La porte s'ouvrit, et le brigadier de gendarmerie parut.

– Je viens de chez monsieur le procureur de la République, dit-il, et c'est la bonne qui m'a dit que je le trouverais ici. Nous venons d'arrêter Cheminot…

– Ce détenu qui s'était évadé…

– Juste. Nous voulions le conduire à la prison, mais il nous a déclaré qu'il avait des révélations à faire très importantes et très pressées, relativement au condamné Boiscoran.

– Cheminot!

– Alors nous l'avons mené au tribunal, et je viens savoir…

– Courez lui dire que je vais l'entendre! s'écria M. Daubigeon. Courez, je vous suis!

Modèle achevé de l'obéissance passive, le brigadier n'avait pas attendu la fin de la phrase pour gagner l'escalier.

– Je vous quitte, Daveline, reprit M. Daubigeon, en proie à la plus extrême agitation. Vous avez entendu. Il faut savoir ce que cela signifie…

Mais le juge d'instruction n'était guère moins bouleversé.

– Vous me permettrez bien de vous accompagner, dit-il.

C'était son droit.

– Soit, répondit le procureur de la République, mais dépêchez-vous…

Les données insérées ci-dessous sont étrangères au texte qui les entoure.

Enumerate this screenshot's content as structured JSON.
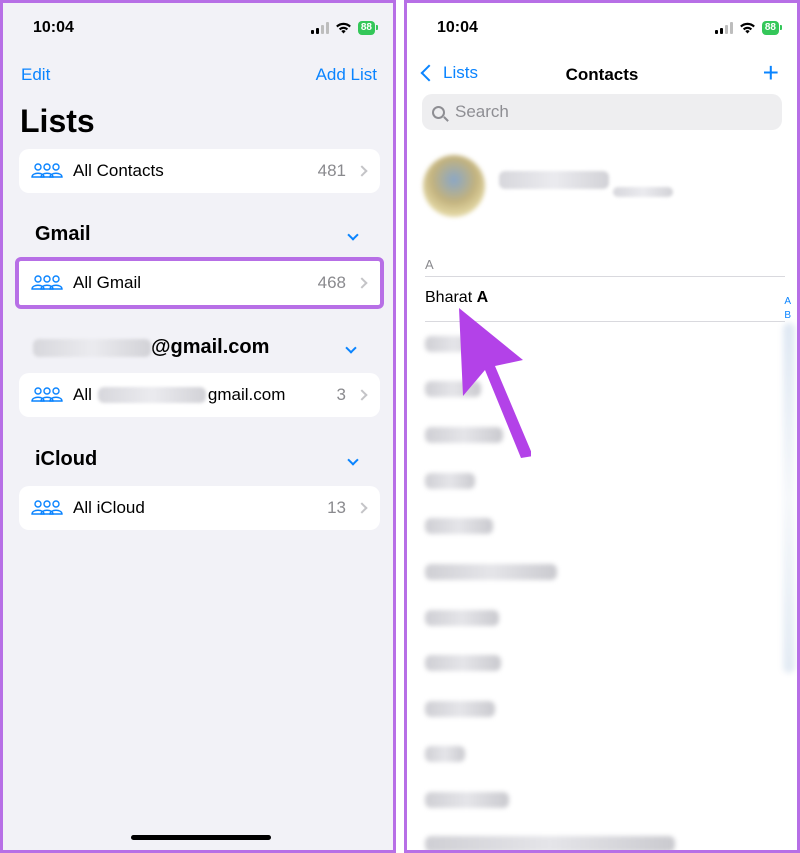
{
  "status": {
    "time": "10:04",
    "battery": "88"
  },
  "left": {
    "nav": {
      "edit": "Edit",
      "add": "Add List"
    },
    "title": "Lists",
    "all_contacts": {
      "label": "All Contacts",
      "count": "481"
    },
    "sections": [
      {
        "title": "Gmail",
        "item_label": "All Gmail",
        "count": "468"
      },
      {
        "title_suffix": "@gmail.com",
        "item_prefix": "All",
        "item_suffix": "gmail.com",
        "count": "3"
      },
      {
        "title": "iCloud",
        "item_label": "All iCloud",
        "count": "13"
      }
    ]
  },
  "right": {
    "nav": {
      "back": "Lists",
      "title": "Contacts"
    },
    "search_placeholder": "Search",
    "section_letter": "A",
    "first_contact": {
      "first": "Bharat",
      "last": "A"
    },
    "index_letters": [
      "A",
      "B"
    ]
  },
  "colors": {
    "accent": "#0a84ff",
    "highlight": "#b76fe6",
    "battery": "#34c759"
  },
  "icons": [
    "group-icon",
    "chevron-right-icon",
    "chevron-down-icon",
    "back-chevron-icon",
    "plus-icon",
    "search-icon",
    "wifi-icon",
    "cellular-icon",
    "battery-icon",
    "pointer-arrow-icon"
  ]
}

La recommandation était inutile. Déjà M. Galpin-Daveline avait chaussé ses bottines; il endossa un paletot par-dessus ses vêtements de chambre: il était prêt.

Suivis de Méchinet, les deux magistrats se hâtèrent de sortir, et ce fut pour les bourgeois de Sauveterre un ébahissement nouveau que de voir en ce négligé le juge d'instruction, dont la mise, d'ordinaire, était si sévèrement correcte.

Debout sur le pas de leur porte: il faut, se disaient les boutiquiers, qu'il soit arrivé quelque chose de bien extraordinaire; regarde un peu ces messieurs…

Et de fait, ils marchaient d'un pas à justifier toutes les conjectures, et sans échanger une parole. Pourtant, en arrivant au palais de justice, ils furent contraints de s'arrêter. Quatre ou cinq cents curieux emplissaient la cour, se pressaient sur les marches du perron et obstruaient les portes.

Presque aussitôt un grand silence se fit, toutes les têtes se découvrirent, et la foule s'écarta, ouvrant un passage. Sur le haut du perron, le curé de Bréchy et deux autres prêtres venaient de paraître… Derrière eux, les employés de l'hôpital s'avançaient, portant un brancard recouvert d'un drap noir, et sous ce drap se dessinaient les formes rigides d'un cadavre. Les femmes se signaient, et celles qui avaient assez d'espace s'agenouillaient.

– Pauvre madame de Claudieuse, murmurait l'une d'elles, voilà qu'on lui rapporte le corps de son mari, et l'on dit que la plus jeune de ses filles vient de mourir…

Mais M. Daubigeon, le juge et Méchinet étaient trop fortement préoccupés pour songer à vérifier cette dernière nouvelle. Le passage était libre, ils entrèrent et s'empressèrent de gagner la salle du greffe, où les gendarmes avaient conduit et gardaient leur prisonnier.

Il se leva dès qu'il reconnut les magistrats, retirant respectueusement sa casquette.

C'était bien Cheminot, seulement l'insoucieux vagabond n'avait plus sa physionomie souriante. Il était un peu pâle et visiblement ému.

– Eh bien, lui dit M. Daubigeon, vous vous êtes donc laissé reprendre?

– Faites excuse, mon juge, répondit le pauvre diable, on ne m'a pas repris. C'est moi qui me suis livré.

– Involontairement…

– Oh! bien de mon gré, au contraire! demandez plutôt au brigadier.

Le brigadier fit un pas en avant, et s'inclinant:

– C'est la pure vérité, déclara-t-il. C'est Cheminot lui-même qui est venu me trouver à la caserne, en me disant: «Je me reconstitue prisonnier, je veux parler au procureur de la République pour des révélations…»

Le vagabond se redressa fièrement.

– Monsieur le juge voit que je ne mens pas, reprit-il. Pendant que ces messieurs galopaient après moi, sur toutes les grandes routes, j'étais bien tranquillement installé dans une des mansardes du Mouton-Rouge, et je comptais bien n'en sortir que quand on m'aurait oublié…

– Oui, mais pour loger au Mouton-Rouge, il faut de l'argent, et vous n'en aviez pas…

Tranquillement Cheminot tira de sa poche et montra une poignée de pièces d'or et de billets de cinq et de vingt francs.